Optimizing FLA Files for SWF Output

SWF file performance is important, and you can improve performance when you create your FLA document—from how you write ActionScript code, to how you build animations. This section provides guidelines and practices that help improve the performance of your SWF file at runtime.

For more information on code optimizations for Flash Player, see ActionScript 2.0 Best Practices.

Optimizing Graphics and Animation

The first step in creating optimized and streamlined animations or graphics is to outline and plan your project before its creation. Specify a target for the file size and length of the animation that you want to create, and test throughout the development process to ensure that you are on track.
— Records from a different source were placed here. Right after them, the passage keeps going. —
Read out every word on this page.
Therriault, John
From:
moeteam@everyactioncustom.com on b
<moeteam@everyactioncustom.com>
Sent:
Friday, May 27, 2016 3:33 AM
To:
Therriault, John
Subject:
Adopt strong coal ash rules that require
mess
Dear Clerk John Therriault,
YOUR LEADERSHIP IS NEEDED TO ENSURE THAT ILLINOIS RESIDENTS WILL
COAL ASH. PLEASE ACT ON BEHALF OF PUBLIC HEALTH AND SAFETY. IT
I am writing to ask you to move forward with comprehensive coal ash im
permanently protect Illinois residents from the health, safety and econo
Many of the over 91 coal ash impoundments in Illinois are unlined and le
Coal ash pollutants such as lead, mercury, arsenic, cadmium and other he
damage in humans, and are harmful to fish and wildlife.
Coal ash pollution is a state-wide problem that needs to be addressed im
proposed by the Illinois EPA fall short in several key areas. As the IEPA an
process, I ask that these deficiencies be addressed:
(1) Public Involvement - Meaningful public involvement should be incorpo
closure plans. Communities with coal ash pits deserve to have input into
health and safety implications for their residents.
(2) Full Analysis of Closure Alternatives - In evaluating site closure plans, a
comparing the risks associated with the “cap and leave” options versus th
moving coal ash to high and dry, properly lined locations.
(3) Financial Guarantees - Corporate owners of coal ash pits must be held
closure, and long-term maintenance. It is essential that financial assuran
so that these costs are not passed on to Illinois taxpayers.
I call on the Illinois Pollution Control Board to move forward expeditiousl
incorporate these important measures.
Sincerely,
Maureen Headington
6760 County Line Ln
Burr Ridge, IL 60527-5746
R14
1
If you are creating advertisements, for example, length and file size are extremely important.

Avoid using gradients, because they require many colors and calculations to be processed, which is more difficult for a computer processor to render. For the same reason, keep the amount of alpha or transparency you use in a SWF file to a minimum. Animating objects that include transparency is processor-intensive and should be kept to a minimum. Animating transparent graphics over bitmaps is a particularly processor-intensive kind of animation, and must be kept to a minimum or avoided completely.
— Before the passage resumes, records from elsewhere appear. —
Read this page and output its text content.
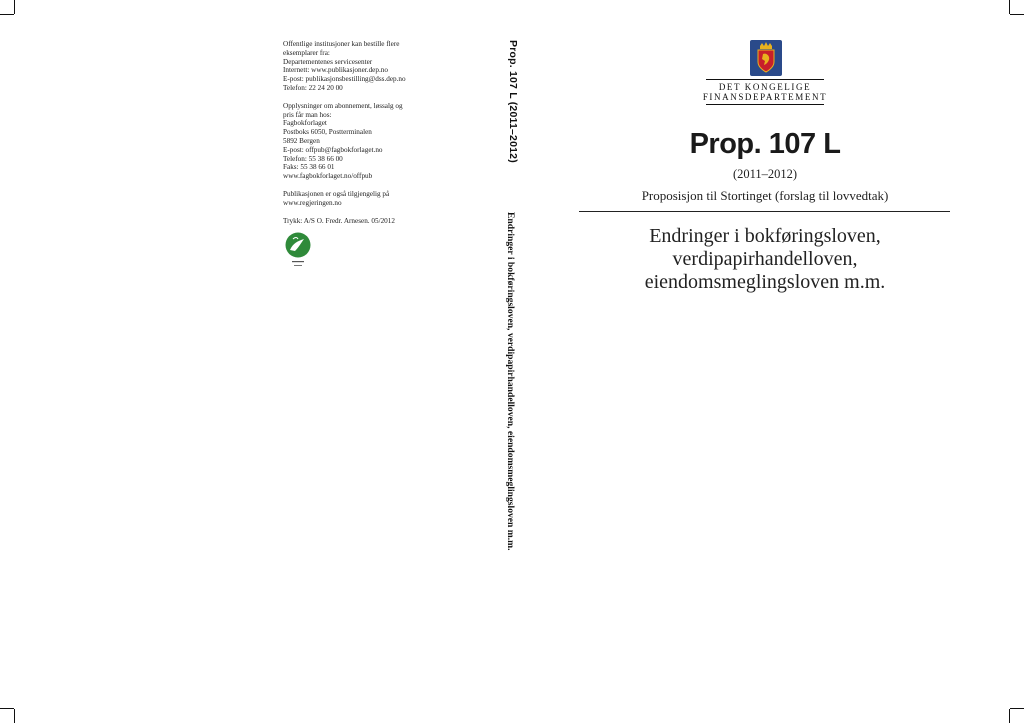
Offentlige institusjoner kan bestille flere
eksemplarer fra:
Departementenes servicesenter
Internett: www.publikasjoner.dep.no
E-post: publikasjonsbestilling@dss.dep.no
Telefon: 22 24 20 00
Opplysninger om abonnement, løssalg og
pris får man hos:
Fagbokforlaget
Postboks 6050, Postterminalen
5892 Bergen
E-post: offpub@fagbokforlaget.no
Telefon: 55 38 66 00
Faks: 55 38 66 01
www.fagbokforlaget.no/offpub
Publikasjonen er også tilgjengelig på
www.regjeringen.no
Trykk: A/S O. Fredr. Arnesen. 05/2012
Prop. 107 L (2011–2012)
Endringer i bokføringsloven, verdipapirhandelloven, eiendomsmeglingsloven m.m.
DET KONGELIGE
FINANSDEPARTEMENT
Prop. 107 L
(2011–2012)
Proposisjon til Stortinget (forslag til lovvedtak)
Endringer i bokføringsloven,
verdipapirhandelloven,
eiendomsmeglingsloven m.m.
Note: The best bitmap format to import into Flash is PNG, which is the native file format of Macromedia Fireworks from Adobe. PNG files have RGB and alpha information for each pixel. If you import a Fireworks PNG file into Flash, you retain some ability to edit the graphic objects in the FLA file.

Optimize bitmaps as much as possible without overcompressing them. A 72-dpi resolution is optimal for the web. Compressing a bitmap image reduces file size, but compressing it too much compromises the quality of the graphic. Check that the settings for JPEG quality in the Publish Settings dialog box do not overcompress the image. If your image can be represented as a vector graphic, this is preferable in most cases. Using vector images reduces file size, because the images are made from calculations instead of many pixels. Limit the number of colors in your image as much as possible while still retaining quality.
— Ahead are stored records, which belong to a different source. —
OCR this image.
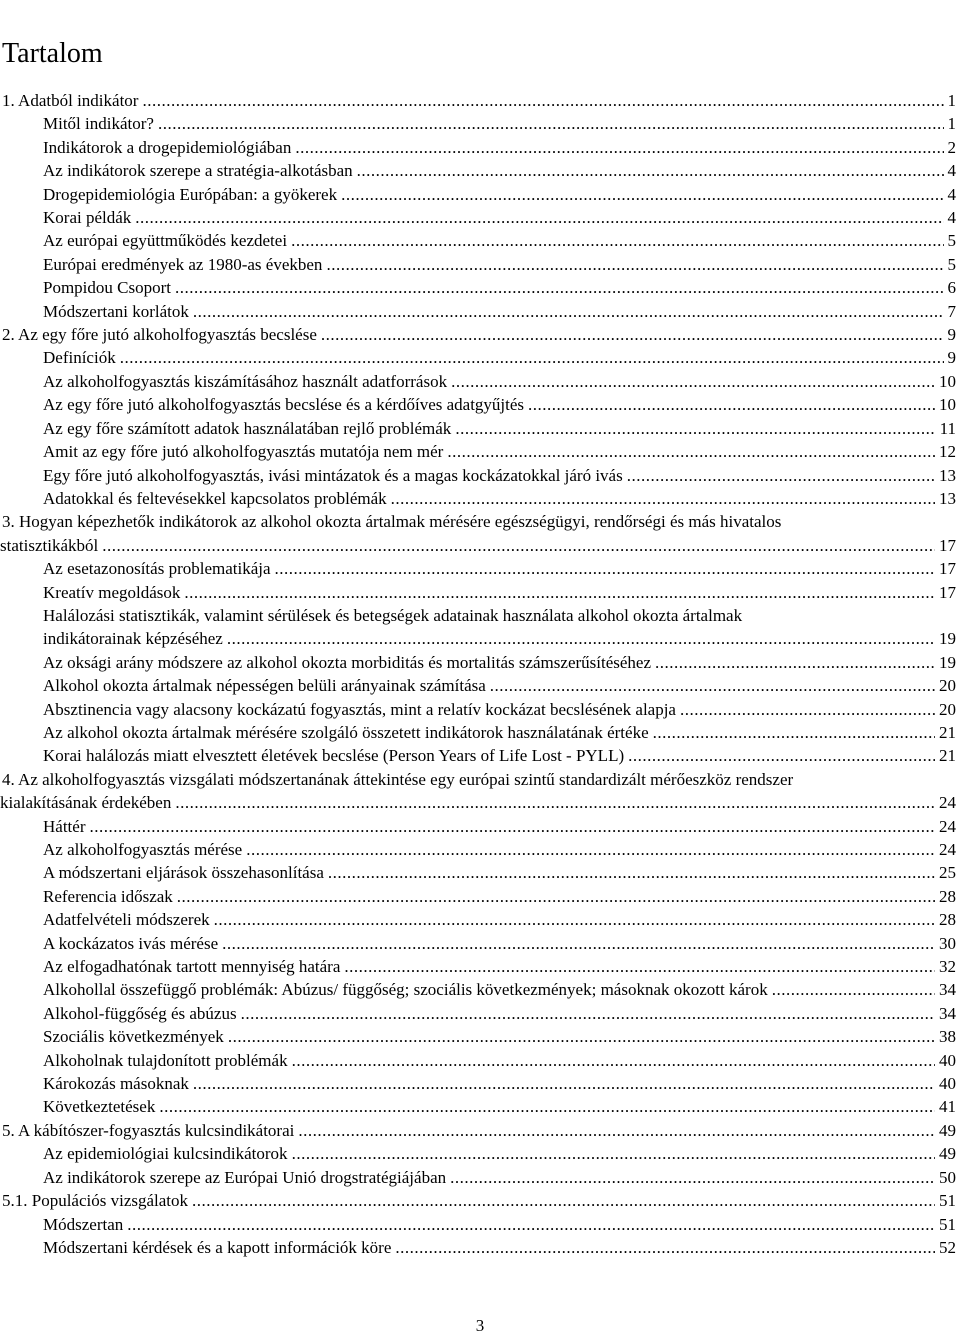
Tartalom
1. Adatból indikátor .....	1
Mitől indikátor? .....	1
Indikátorok a drogepidemiológiában .....	2
Az indikátorok szerepe a stratégia-alkotásban .....	4
Drogepidemiológia Európában: a gyökerek .....	4
Korai példák .....	4
Az európai együttműködés kezdetei .....	5
Európai eredmények az 1980-as években .....	5
Pompidou Csoport .....	6
Módszertani korlátok .....	7
2. Az egy főre jutó alkoholfogyasztás becslése .....	9
Definíciók .....	9
Az alkoholfogyasztás kiszámításához használt adatforrások .....	10
Az egy főre jutó alkoholfogyasztás becslése és a kérdőíves adatgyűjtés .....	10
Az egy főre számított adatok használatában rejlő problémák .....	11
Amit az egy főre jutó alkoholfogyasztás mutatója nem mér .....	12
Egy főre jutó alkoholfogyasztás, ivási mintázatok és a magas kockázatokkal járó ivás .....	13
Adatokkal és feltevésekkel kapcsolatos problémák .....	13
3. Hogyan képezhetők indikátorok az alkohol okozta ártalmak mérésére egészségügyi, rendőrségi és más hivatalos
statisztikákból .....	17
Az esetazonosítás problematikája .....	17
Kreatív megoldások .....	17
Halálozási statisztikák, valamint sérülések és betegségek adatainak használata alkohol okozta ártalmak
indikátorainak képzéséhez .....	19
Az oksági arány módszere az alkohol okozta morbiditás és mortalitás számszerűsítéséhez .....	19
Alkohol okozta ártalmak népességen belüli arányainak számítása .....	20
Absztinencia vagy alacsony kockázatú fogyasztás, mint a relatív kockázat becslésének alapja .....	20
Az alkohol okozta ártalmak mérésére szolgáló összetett indikátorok használatának értéke .....	21
Korai halálozás miatt elvesztett életévek becslése (Person Years of Life Lost - PYLL) .....	21
4. Az alkoholfogyasztás vizsgálati módszertanának áttekintése egy európai szintű standardizált mérőeszköz rendszer
kialakításának érdekében .....	24
Háttér .....	24
Az alkoholfogyasztás mérése .....	24
A módszertani eljárások összehasonlítása .....	25
Referencia időszak .....	28
Adatfelvételi módszerek .....	28
A kockázatos ivás mérése .....	30
Az elfogadhatónak tartott mennyiség határa .....	32
Alkohollal összefüggő problémák: Abúzus/ függőség; szociális következmények; másoknak okozott károk .....	34
Alkohol-függőség és abúzus .....	34
Szociális következmények .....	38
Alkoholnak tulajdonított problémák .....	40
Károkozás másoknak .....	40
Következtetések .....	41
5. A kábítószer-fogyasztás kulcsindikátorai .....	49
Az epidemiológiai kulcsindikátorok .....	49
Az indikátorok szerepe az Európai Unió drogstratégiájában .....	50
5.1. Populációs vizsgálatok .....	51
Módszertan .....	51
Módszertani kérdések és a kapott információk köre .....	52
3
Note: Avoid scaling bitmaps larger than their original dimensions, because it reduces the quality of your image and is processor-intensive.

Set the _visible property to false instead of changing the _alpha level to 0 or 1 in a SWF file. Calculating the _alpha level for an instance on the Stage is processor-intensive. If you disable the instance’s visibility, it saves CPU cycles and memory, which can give your SWF files smoother animations. Instead of unloading and possibly reloading assets, set the _visible property to false, which is much less processor-intensive.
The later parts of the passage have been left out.